The Kansas Board of Regents recently approved a new policy designed to restrict what employees are allowed to write on social media. The policy is the result of a tweet by journalism professor David Guth after the killing of 12 people at the Washington Naval Yard in Washington, D.C. Guth wrote, “The blood is on the hands of the #NRA. Next time, let it be YOUR sons and daughters.”
Obviously, Guth’s tweet is an ugly comment, but should such comments be prohibited in a free society? Apparently in Kansas the answer is yes. The response of the Kansas Board of Regents was to restrict freedom of speech in a policy affecting faculty members and staffers at the state’s six universities, 19 community colleges and six technical schools. These employees are now prohibited from writing/saying anything on social media that would incite violence, disclose confidential student information or release protected data, or run “contrary to the best interests of the university.”
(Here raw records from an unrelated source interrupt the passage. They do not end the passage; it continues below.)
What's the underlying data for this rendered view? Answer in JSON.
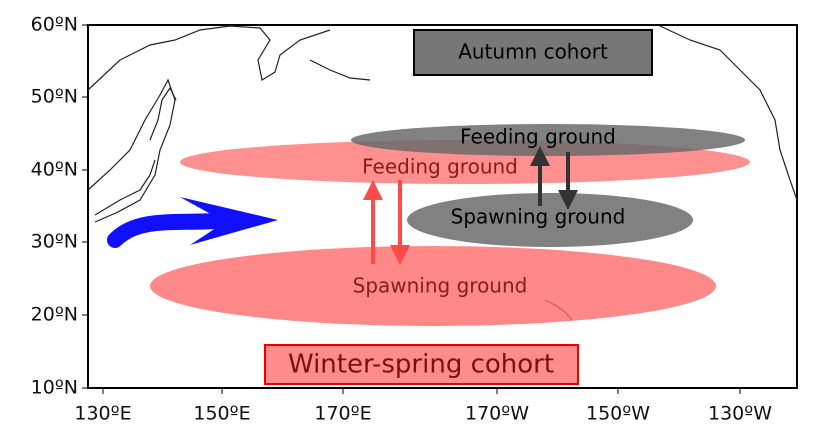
{
  "axes": {
    "y_ticks": [
      "60ºN",
      "50ºN",
      "40ºN",
      "30ºN",
      "20ºN",
      "10ºN"
    ],
    "x_ticks": [
      "130ºE",
      "150ºE",
      "170ºE",
      "170ºW",
      "150ºW",
      "130ºW"
    ]
  },
  "legend": {
    "autumn": "Autumn cohort",
    "winter_spring": "Winter-spring cohort"
  },
  "labels": {
    "autumn_feeding": "Feeding ground",
    "autumn_spawning": "Spawning ground",
    "winter_feeding": "Feeding ground",
    "winter_spawning": "Spawning ground"
  }
}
The first three of these make sense. Americans have long recognized that some restriction of free speech is necessary in a civil society. However, the last is a dangerous step in the direction of authoritarian rule in which institutions governmental or otherwise attempt to control ideas of the public that leaders of the institution deem offensive. And in a wonderfully Orwellian twist of Newspeak, the Kansas Board of Regents chairman, Fred Logan, defended the new policy by, in essence, stating that it will strengthen academic freedom by limiting free speech.
Many countries have experimented with this model for controlling the public: Germany, Russia, Japan, China the list is long. The point is not to equate the Kansas regents to the authoritarian governments of the past or present, but merely to highlight the fact that when the leaders of institutions attempt to control the expression of unapproved ideas on behalf of the collective good of a specific community or organization, they inherently undermine free speech and, in the case of Kansas, academic freedom.
How is the potential author of a tweet or Facebook comment going to know whether his/her comment violates the regents’ definition of the best interests of the university? And who defines those interests? Are the staffers and faculty members of the colleges in Kansas not part of the process of defining the interests of their institutions? And don’t they do this through exercising the right to free speech and academic freedom?
In her biography of Voltaire, Evelyn Beatrice Hall attributed a very simple, but profound, idea to her subject: “I disapprove of what you say, but I will defend to the death your right to say it.” This mindset is the foundation of a free society. It is the basic ideal that our soldiers go off to defend and often die to protect. It is the most basic right in a free society, because it allows for the public to challenge their leaders and to prevent the rise of authoritarian rule.
Furthermore, this idea is also the foundation of an open and healthy academic community. The single most important job of administrators at any academic institution, regardless of the level, is to protect the right of everyone to express their opinions openly and to debate and discuss different ideas, even if at times those ideas may be offensive to many. The way to eliminate offensive ideas is not to suppress them, but to allow others to see the ugliness and come to an informed awareness of how and why those ideas offend.
To prohibit people from speaking freely, even if at times what they say is offensive, is contrary to the values expressed in the Constitution, which so many have fought for and died to protect over the course of American history.
When we react to policies such as the one in Kansas, we should think about the comment of author Salman Rushdie, who after publishing his book “The Satanic Verses” experienced the ordering of his execution for blasphemy against Islam. As Rushdie states: “What is freedom of expression? Without the freedom to offend, it ceases to exist.”
John W. Traphagan is a professor of religious studies at The University of Texas at Austin. John Harney is an assistant professor of history at Centre College in Kentucky.